Al-Ghazzali memberikan sanggahan mengenai hal ini dalam
dua segi ;
Pertama, dalam persoalan yang ke 18 telah
disebutkan oleh para filsuf bahwa jiwa tidak terdapat dalam tubuh, hal ini telah
terbantahkan.
Kedua, meskipun mereka tidaka menganggap bahwa
jiwa ada dalam tubuh akan tetapi terbukti ada suatu hubungan antara jiwa dengan
tubuh, sehingga suatu jiwa bergantung pada wujudnya tubuh. Hubungan antara jiwa dan tubuh suatu
syarat bagi eksistensi jiwa.
20. Sanggahan terhadap penolakan para Filsuf akan kebangkitan
tubuh-tubuh.
Menurut al-Ghazzali, agama telah mengajarkan kita untuk
mempercayai kebangkitan kembali (ba’ts wa nusyur) yang akan dibarengi
dengan kemunculan kembali kehidupan dan dengan kebangkitan dimaksudkan kembali
kebangkitan tubuh-tubuh, dan ini mungkin dengan mengembalikan jiwa kedalam
tubuh, karena jiwalah yang membentuk diri kita ini meskipun tubuh selalu
mengalami perubahan.[13]
Dari 20 pendapat filosof di atas, ada 3 pendapat yang
bahkan sampai membawa kepada kekufuran, dan inilah yang merupakan isi pokok
kecaman al-Ghazali terhadap filosof, yaitu:
a. Bahwa alam kekal (tidak bermula).
b. Bahwa Tuhan tidak mengetahui rincian-rincian dari apa yang terjadi di alam.
c. Bahwa pembangkitan jasmani tidak ada.[14]
Ketiga hal tersebut di atas akan dikemukakan
secara jelas sebagai berikut:
a. Alam kekal (tidak bemula)
Pendapat filosof bahwa alam ini qadim,
mengandung arti tidak bermula, tidak pernah tidak ada tidak ada pada masa
lampau, itulah sebabnya bisa membawa kepada pengertian tidak diciptakan.[15]

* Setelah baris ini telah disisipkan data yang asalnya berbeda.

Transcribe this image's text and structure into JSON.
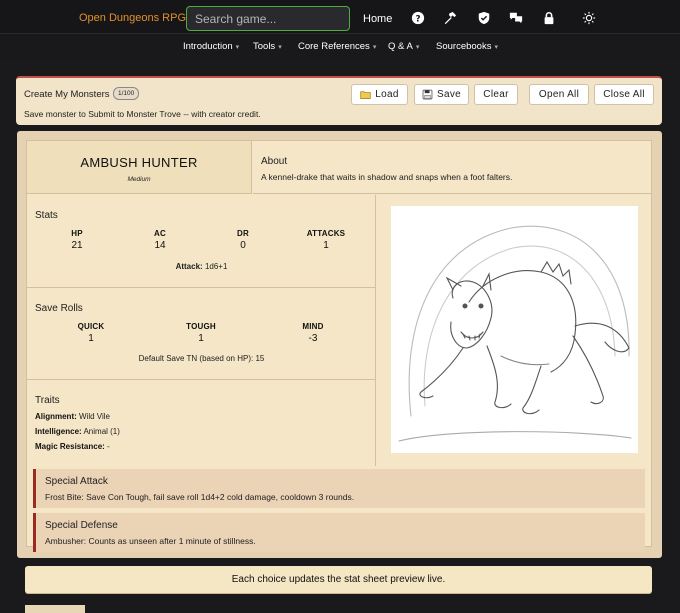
{
  "nav": {
    "brand": "Open Dungeons RPG™",
    "search_placeholder": "Search game...",
    "home": "Home",
    "icons": [
      "help-icon",
      "hammer-icon",
      "shield-icon",
      "chat-icon",
      "lock-icon",
      "sun-icon"
    ]
  },
  "subnav": {
    "items": [
      "Introduction",
      "Tools",
      "Core References",
      "Q & A",
      "Sourcebooks"
    ]
  },
  "create": {
    "title": "Create My Monsters",
    "count": "1/100",
    "note": "Save monster to Submit to Monster Trove -- with creator credit.",
    "buttons": {
      "load": "Load",
      "save": "Save",
      "clear": "Clear",
      "open_all": "Open All",
      "close_all": "Close All"
    }
  },
  "monster": {
    "name": "AMBUSH HUNTER",
    "size": "Medium",
    "about_title": "About",
    "about_text": "A kennel-drake that waits in shadow and snaps when a foot falters.",
    "stats_title": "Stats",
    "stats": [
      {
        "label": "HP",
        "value": "21"
      },
      {
        "label": "AC",
        "value": "14"
      },
      {
        "label": "DR",
        "value": "0"
      },
      {
        "label": "ATTACKS",
        "value": "1"
      }
    ],
    "attack_label": "Attack:",
    "attack_value": "1d6+1",
    "saves_title": "Save Rolls",
    "saves": [
      {
        "label": "QUICK",
        "value": "1"
      },
      {
        "label": "TOUGH",
        "value": "1"
      },
      {
        "label": "MIND",
        "value": "-3"
      }
    ],
    "default_save": "Default Save TN (based on HP): 15",
    "traits_title": "Traits",
    "traits": [
      {
        "label": "Alignment:",
        "value": "Wild Vile"
      },
      {
        "label": "Intelligence:",
        "value": "Animal (1)"
      },
      {
        "label": "Magic Resistance:",
        "value": "-"
      }
    ],
    "special_attack_title": "Special Attack",
    "special_attack_text": "Frost Bite: Save Con Tough, fail save roll 1d4+2 cold damage, cooldown 3 rounds.",
    "special_defense_title": "Special Defense",
    "special_defense_text": "Ambusher: Counts as unseen after 1 minute of stillness."
  },
  "footer_note": "Each choice updates the stat sheet preview live.",
  "colors": {
    "accent": "#e0902a",
    "search_border": "#4caf3c",
    "panel_border": "#c0504a",
    "special_border": "#9b2a22"
  }
}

Pendukung ini berpendapat bahwa alam ini merupakan sebab akibat, karena sebab
itu tidak dapat berubah,maka akibat pun tidak berubah, karena itu alam ini qadim.[16]sedangkan
menurut al-Ghazali bahwa pendapat tersebut di atas, membawa kepada keyakinan
akan adanya yang qadim selain Tuhan atau berarti banyak yang qadim,
sedang dalam keyakinan Islam yang qadim itu hanya satu, yaitu Tuhan,
sehingga pendapat selain itu syirik. Oleh karena qadim adalah sesuatu
yang sudah ada sejak azali yang berwujud tanpa sebab dan mengakui alam ini qadim
berarti mengingkari Tuhan sebagai pencipta dan ini sama dengan kufur.[17]

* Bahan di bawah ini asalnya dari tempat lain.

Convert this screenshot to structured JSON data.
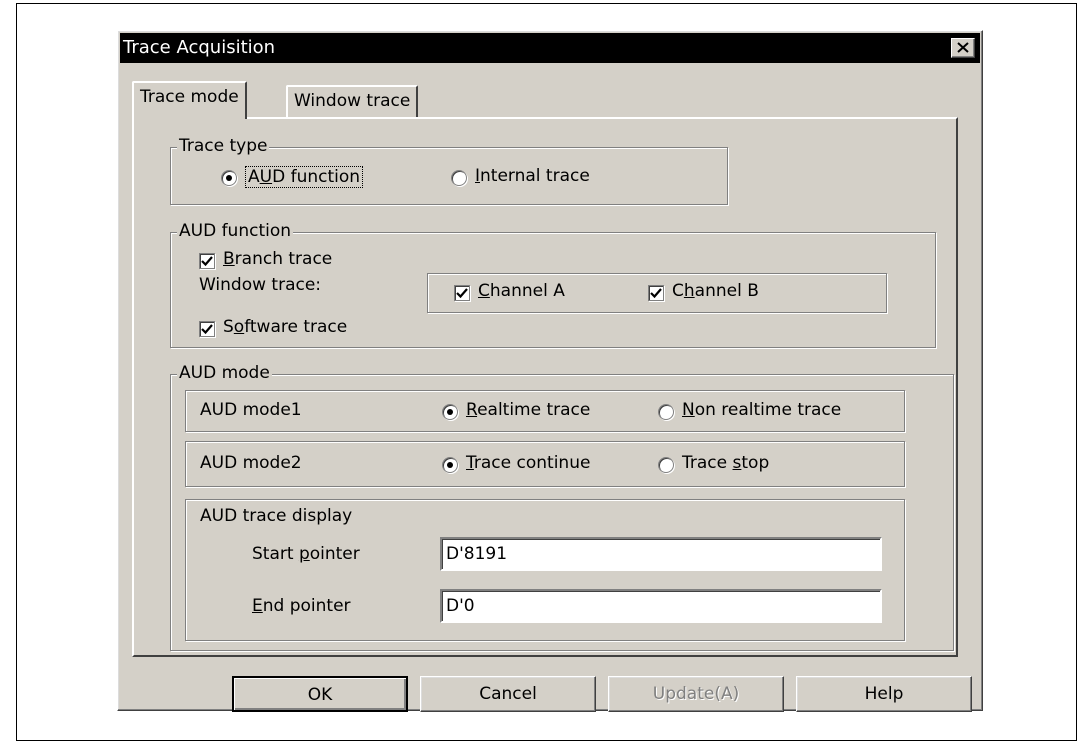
{
  "window": {
    "title": "Trace Acquisition"
  },
  "tabs": [
    {
      "label": "Trace mode",
      "active": true
    },
    {
      "label": "Window trace",
      "active": false
    }
  ],
  "trace_type": {
    "legend": "Trace type",
    "options": [
      {
        "pre": "A",
        "key": "U",
        "post": "D function",
        "selected": true
      },
      {
        "pre": "",
        "key": "I",
        "post": "nternal trace",
        "selected": false
      }
    ]
  },
  "aud_function": {
    "legend": "AUD function",
    "branch_trace": {
      "pre": "",
      "key": "B",
      "post": "ranch trace",
      "checked": true
    },
    "window_trace_label": "Window trace:",
    "channel_a": {
      "pre": "",
      "key": "C",
      "post": "hannel A",
      "checked": true
    },
    "channel_b": {
      "pre": "C",
      "key": "h",
      "post": "annel B",
      "checked": true
    },
    "software_trace": {
      "pre": "S",
      "key": "o",
      "post": "ftware trace",
      "checked": true
    }
  },
  "aud_mode": {
    "legend": "AUD mode",
    "mode1": {
      "label": "AUD mode1",
      "options": [
        {
          "pre": "",
          "key": "R",
          "post": "ealtime trace",
          "selected": true
        },
        {
          "pre": "",
          "key": "N",
          "post": "on realtime trace",
          "selected": false
        }
      ]
    },
    "mode2": {
      "label": "AUD mode2",
      "options": [
        {
          "pre": "",
          "key": "T",
          "post": "race continue",
          "selected": true
        },
        {
          "pre": "Trace ",
          "key": "s",
          "post": "top",
          "selected": false
        }
      ]
    },
    "display": {
      "label": "AUD trace display",
      "start": {
        "pre": "Start ",
        "key": "p",
        "post": "ointer",
        "value": "D'8191"
      },
      "end": {
        "pre": "",
        "key": "E",
        "post": "nd pointer",
        "value": "D'0"
      }
    }
  },
  "buttons": {
    "ok": "OK",
    "cancel": "Cancel",
    "update": "Update(A)",
    "help": "Help"
  }
}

b. Tuhan tidak Mengetahui Perincian Alam (Juz’Iyyat)
Pendapat tentang Tuhan tidak mengetahui
perincian yang ada dialam ini. Menurut Al-Ghazali pendapat ini akan menyesatkan
umat Islam karena paham ini pengingkari sifat Kemahatahuan Tuhan. Tuhan Maha
Kuasa dan Maha Tahu. Tuhan mengetahui segala sesuatu yang terjadi di alam
sampai kepada perincian yang sekecil-kecilnya, tak satupun yang luput dari
pengetahuan Tuhan.[18]
Kemudian
alasan mereka mengenai pengetahuan didasarkan kepada obyek pengetahuan.

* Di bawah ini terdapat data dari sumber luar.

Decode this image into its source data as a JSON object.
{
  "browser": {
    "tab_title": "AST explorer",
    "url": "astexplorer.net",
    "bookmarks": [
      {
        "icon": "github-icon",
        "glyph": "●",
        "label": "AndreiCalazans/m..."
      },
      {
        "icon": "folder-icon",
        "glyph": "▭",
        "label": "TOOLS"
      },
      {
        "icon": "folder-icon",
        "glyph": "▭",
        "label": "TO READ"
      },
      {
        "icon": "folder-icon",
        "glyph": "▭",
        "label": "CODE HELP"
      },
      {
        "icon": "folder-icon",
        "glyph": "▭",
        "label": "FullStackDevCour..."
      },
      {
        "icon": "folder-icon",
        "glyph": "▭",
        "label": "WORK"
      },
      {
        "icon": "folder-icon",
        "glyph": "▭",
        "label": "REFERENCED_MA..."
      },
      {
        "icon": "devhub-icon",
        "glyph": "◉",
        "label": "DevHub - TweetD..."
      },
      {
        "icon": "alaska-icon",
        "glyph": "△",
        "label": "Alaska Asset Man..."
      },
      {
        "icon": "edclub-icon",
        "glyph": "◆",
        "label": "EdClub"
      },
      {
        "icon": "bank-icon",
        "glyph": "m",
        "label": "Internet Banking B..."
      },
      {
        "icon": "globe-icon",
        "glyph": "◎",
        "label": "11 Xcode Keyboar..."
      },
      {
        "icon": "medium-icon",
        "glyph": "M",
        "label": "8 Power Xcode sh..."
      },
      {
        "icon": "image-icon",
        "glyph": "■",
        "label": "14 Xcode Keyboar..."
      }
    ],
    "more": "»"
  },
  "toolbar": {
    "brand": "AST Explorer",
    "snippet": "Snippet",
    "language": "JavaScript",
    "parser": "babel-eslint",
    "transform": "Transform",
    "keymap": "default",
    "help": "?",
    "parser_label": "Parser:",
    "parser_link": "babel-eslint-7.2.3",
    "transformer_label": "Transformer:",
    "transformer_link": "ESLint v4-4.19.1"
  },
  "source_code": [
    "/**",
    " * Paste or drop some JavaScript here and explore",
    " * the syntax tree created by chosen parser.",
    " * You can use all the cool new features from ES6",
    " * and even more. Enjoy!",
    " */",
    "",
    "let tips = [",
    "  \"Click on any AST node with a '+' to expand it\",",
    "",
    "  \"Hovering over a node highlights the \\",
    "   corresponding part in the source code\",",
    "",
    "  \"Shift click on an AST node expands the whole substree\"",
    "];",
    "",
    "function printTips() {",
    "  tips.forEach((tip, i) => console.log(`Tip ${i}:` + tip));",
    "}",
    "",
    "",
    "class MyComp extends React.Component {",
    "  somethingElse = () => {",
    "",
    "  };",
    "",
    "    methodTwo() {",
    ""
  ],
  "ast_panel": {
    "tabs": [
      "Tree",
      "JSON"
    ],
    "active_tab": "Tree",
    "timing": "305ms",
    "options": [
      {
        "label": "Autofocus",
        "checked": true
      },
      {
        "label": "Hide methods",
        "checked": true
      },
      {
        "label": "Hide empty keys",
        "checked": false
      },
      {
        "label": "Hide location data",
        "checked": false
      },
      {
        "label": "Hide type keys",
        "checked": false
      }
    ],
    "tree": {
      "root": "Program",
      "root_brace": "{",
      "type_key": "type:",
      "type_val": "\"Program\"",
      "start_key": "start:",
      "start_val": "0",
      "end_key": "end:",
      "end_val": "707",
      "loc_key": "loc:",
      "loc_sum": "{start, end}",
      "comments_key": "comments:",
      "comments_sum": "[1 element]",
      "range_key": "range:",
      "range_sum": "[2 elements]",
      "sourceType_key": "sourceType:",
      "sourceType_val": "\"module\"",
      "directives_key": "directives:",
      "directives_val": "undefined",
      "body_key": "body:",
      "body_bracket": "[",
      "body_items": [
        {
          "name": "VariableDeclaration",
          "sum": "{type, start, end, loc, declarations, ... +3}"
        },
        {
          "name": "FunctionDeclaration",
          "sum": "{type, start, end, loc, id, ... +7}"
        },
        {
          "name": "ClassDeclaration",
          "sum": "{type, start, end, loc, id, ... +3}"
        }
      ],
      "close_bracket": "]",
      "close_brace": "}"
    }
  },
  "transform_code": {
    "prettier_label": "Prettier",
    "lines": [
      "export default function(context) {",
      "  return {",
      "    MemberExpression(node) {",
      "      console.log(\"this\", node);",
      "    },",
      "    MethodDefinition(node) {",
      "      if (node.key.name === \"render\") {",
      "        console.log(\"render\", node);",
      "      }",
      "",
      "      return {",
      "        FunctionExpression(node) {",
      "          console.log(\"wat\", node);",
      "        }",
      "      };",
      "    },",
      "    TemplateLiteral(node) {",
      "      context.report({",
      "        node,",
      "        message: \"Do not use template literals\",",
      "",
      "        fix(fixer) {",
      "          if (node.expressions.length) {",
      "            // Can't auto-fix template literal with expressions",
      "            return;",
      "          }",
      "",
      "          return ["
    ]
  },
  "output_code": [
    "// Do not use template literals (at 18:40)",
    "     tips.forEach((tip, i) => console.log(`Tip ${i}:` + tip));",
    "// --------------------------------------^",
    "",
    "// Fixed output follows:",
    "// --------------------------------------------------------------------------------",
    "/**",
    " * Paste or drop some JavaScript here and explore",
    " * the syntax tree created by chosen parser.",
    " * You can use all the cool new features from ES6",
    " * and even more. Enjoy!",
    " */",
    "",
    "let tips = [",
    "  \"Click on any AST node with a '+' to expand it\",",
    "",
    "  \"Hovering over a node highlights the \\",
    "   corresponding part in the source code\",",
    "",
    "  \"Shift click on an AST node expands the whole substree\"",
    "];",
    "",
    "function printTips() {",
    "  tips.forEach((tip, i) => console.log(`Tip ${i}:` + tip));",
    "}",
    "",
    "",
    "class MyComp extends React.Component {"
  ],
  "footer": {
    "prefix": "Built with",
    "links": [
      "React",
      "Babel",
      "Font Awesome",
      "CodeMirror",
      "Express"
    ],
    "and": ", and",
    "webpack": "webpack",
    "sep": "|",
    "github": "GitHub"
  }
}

Sedangkan obyek pengetahuan itu dapat saja mengalami perubahan yang terjadi
atas obyek pengetahuan itu menyebabkan pihak yang mengetahui akan mengalami
perubahan pengetahuan pula. Itulah sebabnya menurut meraka, perubahan atas
pengetahuanbagi zat Tuhan adalah mustahil terjadi.[19]
Menurut
Al-Ghazali, ilmu bagi Tuhan adalah rangkaian dari keberadaan
Tuhan. Menurutya, bahwa seorang yang berada
disebelah kanan anda, lalu ia
berpindah disebelah kiri anda, selanjutnya ia berpindah ke depan
anda, maka yang mengalami perubahan atau pemindahan adalah orang yang dimaksud
sama sekali bukan anda. Perpindahan seseorang ke kiri, ke kanan dan ke depan,
pada dasarnya tidak mengurangi esensi pengetahuan anda mengenai obyek
pengetahuan tersebut, walaupun obyek pengetahuan tersebut mengalami perubahan.[20]
Dengan demikian perubahan sesuatu merupakan peristiwa-peristiwa sebagai obyek
pengetahuan, peristiwa-peristiwa itu adalah bahagian dari Juz’iyyat
secara esensial sekali tidak mempengaruhi esensi pengetahuan Tuhan.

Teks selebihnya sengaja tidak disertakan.